Hüseyin Gazi Şenliklerine her yıl binlerce insan katılıyor. Her yıl siyasiler geliyor, her yıl Alevi-Bektaşi örgüt yöneticileri baş konuk olarak yer alıyor.
Turan Eser yine gerçekleri çarpıtmak işine girişiyor. Alevi örgütleri çağrılmadı diyor. Konuşturulmadı diyor. Bu açık yalanı söylemekle ne kazanacağını sanıyor. 14 Eylül günü Alevi Bektaşi örgüt temsilcilerinin şenlikte olduğunu, bu temsilcilerin konuştuğunu televizyonlarda görmemesi mümkün mü? Ama Ali Yıldırım’a saldırmak için gerçekliğe gözünü kapıyor.

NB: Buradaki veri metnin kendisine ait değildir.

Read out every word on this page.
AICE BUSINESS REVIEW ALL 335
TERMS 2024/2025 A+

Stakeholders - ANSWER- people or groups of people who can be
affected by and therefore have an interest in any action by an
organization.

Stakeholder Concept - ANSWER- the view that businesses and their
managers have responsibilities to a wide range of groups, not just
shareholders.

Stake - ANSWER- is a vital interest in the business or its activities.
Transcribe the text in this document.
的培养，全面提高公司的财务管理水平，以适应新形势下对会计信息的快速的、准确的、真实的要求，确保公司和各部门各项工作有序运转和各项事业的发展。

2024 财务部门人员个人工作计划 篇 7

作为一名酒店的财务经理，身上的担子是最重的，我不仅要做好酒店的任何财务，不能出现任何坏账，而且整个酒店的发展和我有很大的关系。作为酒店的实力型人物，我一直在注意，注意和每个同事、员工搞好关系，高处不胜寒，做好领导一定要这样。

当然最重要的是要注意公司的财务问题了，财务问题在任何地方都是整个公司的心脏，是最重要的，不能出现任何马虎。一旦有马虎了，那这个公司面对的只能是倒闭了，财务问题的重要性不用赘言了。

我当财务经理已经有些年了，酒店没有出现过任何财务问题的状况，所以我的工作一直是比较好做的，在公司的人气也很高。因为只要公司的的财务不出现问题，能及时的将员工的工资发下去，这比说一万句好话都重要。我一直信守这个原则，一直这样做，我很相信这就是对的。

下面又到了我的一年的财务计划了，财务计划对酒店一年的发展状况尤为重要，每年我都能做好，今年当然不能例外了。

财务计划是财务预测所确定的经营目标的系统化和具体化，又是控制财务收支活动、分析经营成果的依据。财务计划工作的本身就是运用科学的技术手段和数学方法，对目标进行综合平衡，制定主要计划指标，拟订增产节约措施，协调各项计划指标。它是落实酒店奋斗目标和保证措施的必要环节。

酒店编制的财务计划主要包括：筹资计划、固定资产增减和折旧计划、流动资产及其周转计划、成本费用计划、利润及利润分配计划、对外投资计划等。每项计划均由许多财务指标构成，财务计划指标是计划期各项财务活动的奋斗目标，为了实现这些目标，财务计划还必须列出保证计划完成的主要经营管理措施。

Pir Sultan Abdal Derneği Genel Başkanı Av. Fevzi Gümüş şenlikte Hüseyin Gazi Derneği başkanının Gülag Öz’ün açış konuşmasından sonra Alevi-Bektaşi Federasyonu ve Pir Sultan Abdal Derneği adına ikinci konuşmacı olarak kürsüye çıkmıştır. Kuşkusuz Turan Gümüşle, Pir Sultanla, Alevi Bektaşi Federasyonuyla kavgalı olduğu için bu konuşmayı yok sayabileceğini sanmaktadır. Ama o konuşma yapılmıştır, alkışlanmıştır ve kayıtlardadır.
O gün şenlikte ABF Örgütlenme sekreteri Mustafa Özarslan, ABF Genel Saymanı Köksal Yıldırım, Karaca Ahmet Derneği Başkanı Muharrem Ercan, Ankara Cemevleri yaptırma Derneği Başkanı Mehmet Uzuner, Divriğililer Derneği Başkanı Ali Yılmaz, Çorum-Der Başkanı A. Haydar Şahin, Ozan Der Başkanı Sinemi ve daha adını sayamadığım birçok canımızın varlığı yok sayılarak kim ne kazanabilir? Yine şenliğe AABK Genel Başkanının, Hacı Bektaş Anadolu Kültür Vakfı Genel Başkanının, Hacı Bektaş Dernekleri Genel Başkanının da davetli olduğunu Turan bilmiyor olabilir mi?
ALİ YILDIRIM KANKİLERİ
Turan yalnız bana saldırmakla kalmıyor, başta Alevi Bektaşi Federasyonu ve Pir Sultan Abdal Derneği yöneticileri olmak üzere Aleviliğe dair ortak düşünceleri paylaştığız arkadaşlara da saldırıyor ve onları “kanki? ilan ediyor.
Bizlere “Zavallı? diyerek hakaret ediyor!
Ne edep değil mi?
Kimmiş Ali Yıldırım kankileri, Alevi Bektaşi Federasyonu Genel başkanı Ali Balkız, ABF Genel Sekreteri Av. Kazım Genç, Pir Sultan Genel Başkanı Av.Fevzi Gümüş, Divriğililer Derneği başkanı Av.Ali Yılmaz?
Neymiş suçumuz CHP Genel Merkez’inde düzenlenen geleneksel aşure törenine katılmışız! Kime biat etmişiz, hangi ilkemizden ödün vermişiz? Turan’a göre bu soru gereksiz, aşure düzenleyen CHP ise suçlamak için bu yeterli.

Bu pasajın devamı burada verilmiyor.